I’ve been planning my trip. My idea is to take the train to Iași in ten days’ time (I hope I’m up to it by then), and then visit some towns and villages in the middle of nowhere, before taking a trip on the mocăniță (narrow-gauge train) from Vișeu de Sus, and eventually coming back home.

Trying not to do a lot

For the last few days I’ve been living in the crawler lane, bogged down by coughing and headaches and lurid green mucky slimy custardy gunge. It’s been particularly bad first thing in the morning. I soldiered on with my online lessons on Friday and Saturday, and intentionally haven’t done an awful lot today.

Lately I’ve played poker on Sunday mornings, but today I did something much better. I had a FaceTime chat with my aunt, whose husband died at the end of May, and my cousin who lives in Wellington but was staying with her mother in Timaru. It was a great pleasure to catch up with them, particularly my aunt. I’m looking forward to the day I can fly over and see them. I fear that will be still some time away.

Before and after our longish chat, I watched three episodes of a documentary series on Netflix (which included a depressing part on deforestation in Romania), then I spent most of the afternoon on a bench in Central Park, reading The Vanishing Half by Brit Bennett. The weather was pleasant, and it was quiet; I couldn’t hear much apart from the jet of the fountain, the occasional train, and the clatter of tiles and dice from people playing rummy and backgammon. I’m fortunate to have such a lovely park on my doorstep.
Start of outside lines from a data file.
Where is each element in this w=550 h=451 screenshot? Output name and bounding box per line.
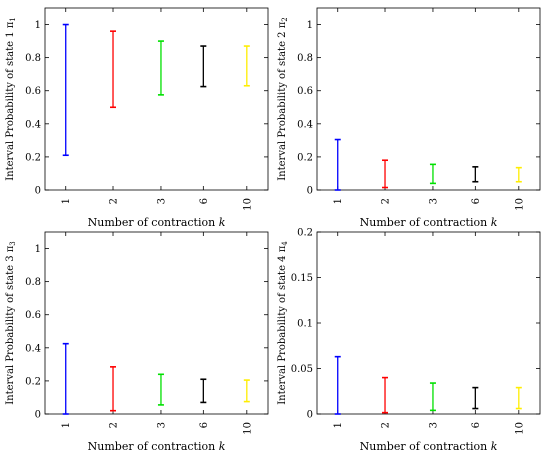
x-axis-label: Number of contraction k	[88, 440, 226, 451]
y-axis-label: Interval Probability of state 2 π2	[277, 17, 289, 181]
x-tick-label: 6	[471, 422, 482, 428]
y-axis-label: Interval Probability of state 1 π1	[5, 17, 17, 181]
x-tick-label: 1	[333, 422, 344, 428]
interval-10	[515, 386, 522, 410]
y-tick-label: 0.8	[297, 53, 313, 64]
chart-panel-4: 0 0.05 0.1 0.15 0.2 1 2 3 6 10 Number of contracti…	[277, 228, 541, 451]
interval-1	[334, 355, 341, 415]
x-tick-label: 6	[471, 198, 482, 204]
chart-panel-3: 0 0.2 0.4 0.6 0.8 1 1 2 3 6 10 Number of contractio…	[5, 231, 269, 451]
interval-3	[157, 373, 164, 406]
y-tick-label: 1	[307, 20, 313, 31]
y-tick-label: 0.2	[297, 152, 313, 163]
y-tick-label: 0	[307, 186, 313, 197]
y-tick-label: 0.15	[291, 273, 313, 284]
y-tick-label: 0	[35, 410, 41, 421]
x-axis-label: Number of contraction k	[360, 440, 498, 451]
interval-3	[429, 163, 436, 185]
interval-1	[62, 23, 69, 157]
plot-frame	[44, 231, 269, 415]
interval-6	[472, 386, 479, 410]
y-tick-label: 0.05	[291, 364, 313, 375]
x-tick-label: 2	[109, 198, 120, 204]
x-tick-label: 6	[199, 198, 210, 204]
interval-3	[157, 40, 164, 96]
y-tick-label: 0.2	[25, 376, 41, 387]
interval-1	[334, 138, 341, 191]
plot-frame	[316, 7, 541, 191]
x-tick-label: 3	[156, 422, 167, 428]
y-axis-label: Interval Probability of state 4 π4	[277, 241, 289, 405]
x-tick-label: 1	[61, 422, 72, 428]
x-axis-label: Number of contraction k	[88, 216, 226, 229]
interval-2	[110, 30, 117, 109]
interval-10	[243, 379, 250, 403]
x-tick-label: 3	[156, 198, 167, 204]
x-tick-label: 10	[242, 422, 253, 435]
x-tick-label: 3	[428, 198, 439, 204]
y-tick-label: 0.8	[25, 277, 41, 288]
x-tick-label: 2	[381, 198, 392, 204]
plot-frame	[316, 231, 541, 415]
y-tick-label: 0.6	[25, 310, 41, 321]
x-tick-label: 1	[61, 198, 72, 204]
y-tick-label: 1	[35, 244, 41, 255]
interval-2	[110, 366, 117, 412]
y-tick-label: 0	[35, 186, 41, 197]
x-tick-label: 10	[514, 198, 525, 211]
interval-1	[62, 342, 69, 415]
y-tick-label: 0.8	[25, 53, 41, 64]
y-axis-label: Interval Probability of state 3 π3	[5, 241, 17, 405]
interval-6	[200, 45, 207, 88]
chart-panel-2: 0 0.2 0.4 0.6 0.8 1 1 2 3 6 10 Number of contractio…	[277, 7, 541, 229]
y-tick-label: 0.4	[297, 119, 313, 130]
interval-2	[382, 159, 389, 189]
interval-6	[472, 166, 479, 183]
x-axis-label: Number of contraction k	[360, 216, 498, 229]
y-tick-label: 0.4	[25, 343, 41, 354]
x-tick-label: 3	[428, 422, 439, 428]
y-tick-label: 0.2	[25, 152, 41, 163]
interval-10	[515, 166, 522, 183]
interval-6	[200, 378, 207, 404]
y-tick-label: 0.6	[25, 86, 41, 97]
interval-3	[429, 382, 436, 412]
y-tick-label: 0.2	[297, 228, 313, 239]
y-tick-label: 1	[35, 20, 41, 31]
y-tick-label: 0.4	[25, 119, 41, 130]
x-tick-label: 2	[381, 422, 392, 428]
interval-2	[382, 376, 389, 414]
x-tick-label: 10	[514, 422, 525, 435]
chart-panel-1: 0 0.2 0.4 0.6 0.8 1 1 2 3 6 10 Number of contractio…	[5, 7, 269, 229]
x-tick-label: 2	[109, 422, 120, 428]
y-tick-label: 0.1	[297, 319, 313, 330]
interval-10	[243, 45, 250, 87]
x-tick-label: 6	[199, 422, 210, 428]
x-tick-label: 1	[333, 198, 344, 204]
plot-frame	[44, 7, 269, 191]
y-tick-label: 0.6	[297, 86, 313, 97]
y-tick-label: 0	[307, 410, 313, 421]
x-tick-label: 10	[242, 198, 253, 211]
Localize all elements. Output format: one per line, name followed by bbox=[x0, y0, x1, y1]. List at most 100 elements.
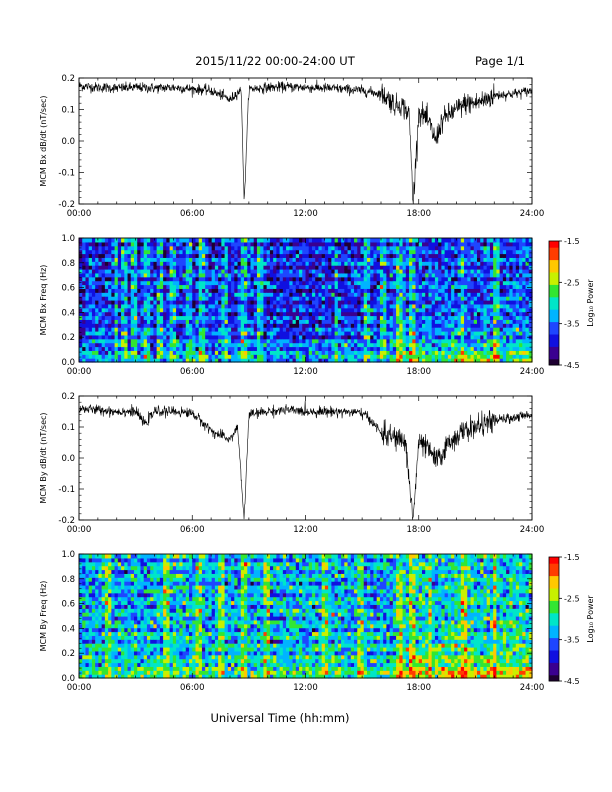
spectrogram-cell bbox=[396, 249, 400, 255]
spectrogram-cell bbox=[506, 296, 510, 301]
spectrogram-cell bbox=[519, 253, 523, 258]
page-title: 2015/11/22 00:00-24:00 UT bbox=[195, 54, 355, 68]
spectrogram-cell bbox=[104, 350, 109, 355]
spectrogram-cell bbox=[289, 280, 294, 286]
spectrogram-cell bbox=[373, 276, 378, 282]
spectrogram-cell bbox=[214, 272, 219, 278]
spectrogram-cell bbox=[134, 253, 138, 258]
spectrogram-cell bbox=[396, 276, 400, 282]
spectrogram-cell bbox=[121, 261, 125, 266]
spectrogram-cell bbox=[88, 276, 93, 282]
spectrogram-cell bbox=[473, 338, 478, 344]
spectrogram-cell bbox=[195, 300, 200, 305]
spectrogram-cell bbox=[198, 331, 203, 336]
spectrogram-cell bbox=[292, 327, 297, 332]
spectrogram-cell bbox=[421, 311, 426, 317]
spectrogram-cell bbox=[328, 288, 332, 293]
spectrogram-cell bbox=[347, 276, 352, 282]
spectrogram-cell bbox=[467, 288, 472, 293]
spectrogram-cell bbox=[211, 346, 216, 351]
spectrogram-cell bbox=[150, 346, 155, 351]
spectrogram-cell bbox=[373, 354, 378, 359]
spectrogram-cell bbox=[396, 238, 400, 243]
y-tick-label: 1.0 bbox=[61, 234, 75, 244]
spectrogram-cell bbox=[502, 238, 507, 243]
spectrogram-cell bbox=[366, 300, 371, 305]
spectrogram-cell bbox=[156, 288, 161, 293]
spectrogram-cell bbox=[354, 280, 358, 286]
spectrogram-cell bbox=[79, 249, 83, 255]
spectrogram-cell bbox=[470, 315, 475, 320]
spectrogram-cell bbox=[464, 327, 468, 332]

On one side is the river, on the other the train tracks, and I thought about how I might be on a train two weeks or so from now.

No tennis today, either playing or watching. For the last time, Wimbledon is taking a rest day on the middle Sunday. Next year they’ll play on all 14 days. It’s a sensible move. And I definitely was in no fit state to be running around a court.

I haven’t watched any coverage of Euro 2020, but after a 2-0 win over Germany and last night’s 4-0 thrashing of Ukraine, England are daring to dream.